With every passing day, lying seems to come easier and easier to Connecticut’s “Education Reformers.”
The latest example showed up in a recent blast email from Patrick Riccards, ConnCAN’s CEO and head cheerleader for Governor Malloy’s “Education Reform” bill.
Riccards returns to his old refrain that Connecticut’s Democratic legislators actually support “failing schools” by opposing some of the language in Malloy’s bill. In this case Riccards says “it appears that the Commissioner’s Network could end up being gutted even further.”
Readers will call that the “Commissioner’s Network” is the provision that allows Malloy’s Commissioner of Education to take over a local school, fire the staff, ban collective bargaining and turn the school over to be run by some unnamed third-party. Adding insult to injury the new entity running the school would then be exempt for the state’s laws limiting the use of consultants and the state laws requiring open and competitive bidding for goods and services.
Unfazed by this extraordinary abuse of power, the ”education reform” spokesman then turns his vitriolic rhetoric back onto Connecticut’s teachers saying “The teachers unions are spreading lies about the Commissioner’s Network, saying that these schools would ban collective bargaining and could be run by for-profit companies – both of which are patently false. They are undertaking a massive effort to prevent the Commissioner’s Network from moving forward in a meaningful way.”
He ends by calling on people to “Tell your legislators: The Commissioner’s Network is essential!”
What is it about the “education reformers” inability or unwillingness to tell the truth!
It’s almost as if they have a pathological need to lie.
If you’ve read Malloy’s “Education Reform” proposal (Senate Bill #24) or have been reading posts here at Wait, What? you will recall the statutory language that is part of Section 18 of the bill.
The bill reads:
(F) The provisions of sections 10-153a to 10-153n, inclusive, shall not apply to any teacher or administrator who is assigned to a commissioner’s network school.
Mr. Riccards, listen very carefully…
Section 10-153a of the Connecticut State Statutes IS THE STATE LAW THAT ALLOWS TEACHERS TO COLLECTIVELY BARGAIN. It reads “Members of the teaching profession shall have and shall be protected in the exercise of the right to form, join or assist, or refuse to form, join or assist, any organization for professional or economic improvement and to negotiate in good faith through representatives of their own choosing with respect to salaries, hours and other conditions of employment free from interference, restraint, coercion or discriminatory practices by any employing board of education or administrative agents or representatives thereof in derogation of the rights guaranteed by this section and sections 10-153b to 10-153n, inclusive. [Section 10-153b to 10-153n then lay out the specific elements of how the collective bargaining process works].

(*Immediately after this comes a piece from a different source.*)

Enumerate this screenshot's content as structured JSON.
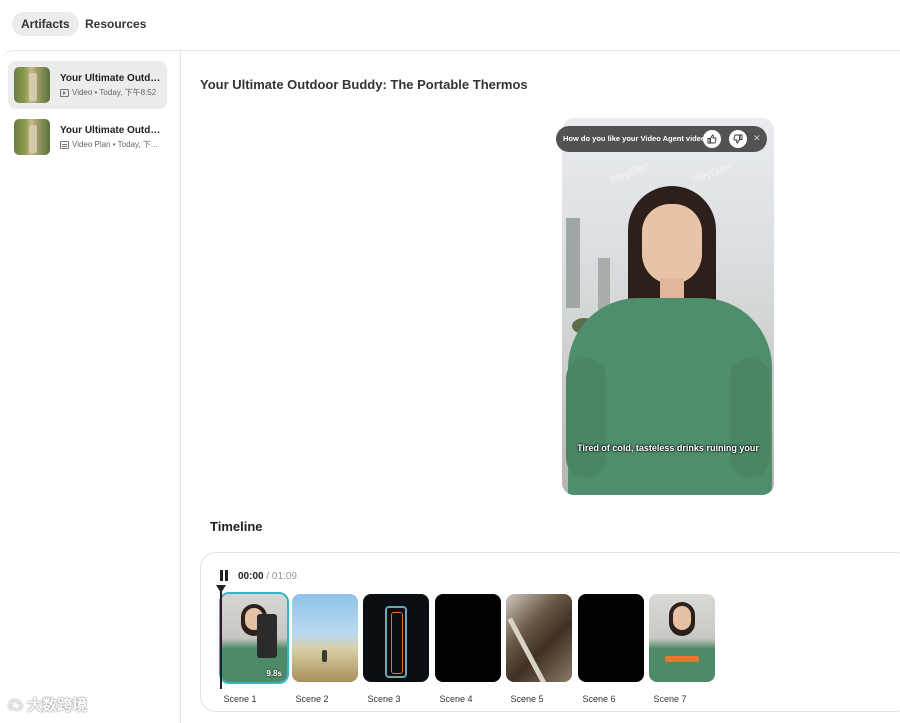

When Governor Malloy’s bill says that “The provisions of sections 10-153a to 10-153n, inclusive, shall not apply to any teacher or administrator who is assigned to a commissioner’s network school,” it means that the LAW on collective bargaining SHALL NOT APPLY TO ANY TEACHER OR ADMINISTRATOR WHO IS ASSIGNED TO A COMMISSIONER’S NETWORK SCHOOL.
It is not a difficult concept to wrap your head around.
Malloy’s bill BANS collective bargaining at Commissioner’s Network Schools.
Do you and your reform allies really not understand how laws are written or are you knowingly lying about this issue – over and over and over again.
You have just sent out another blast email saying that it is “patently false” that Malloy’s bill bans collective bargaining in the Commissioner’s Network schools.
You sir, are wrong. Senate Bill 24 BANS collective bargaining in Network Schools!
In forty years, since public employees won the right to collectively bargain, NO Connecticut governor has ever proposed banning collective bargaining for a group of public employees. No Democrat or Republican or our one Independent governor ever proposed such an inappropriate and immoral step – except this one.
You can lie all you want but you cannot erase the fact that Dannel Malloy will go down in history as the one Connecticut governor who proposed banning collective bargaining for a group of public employees.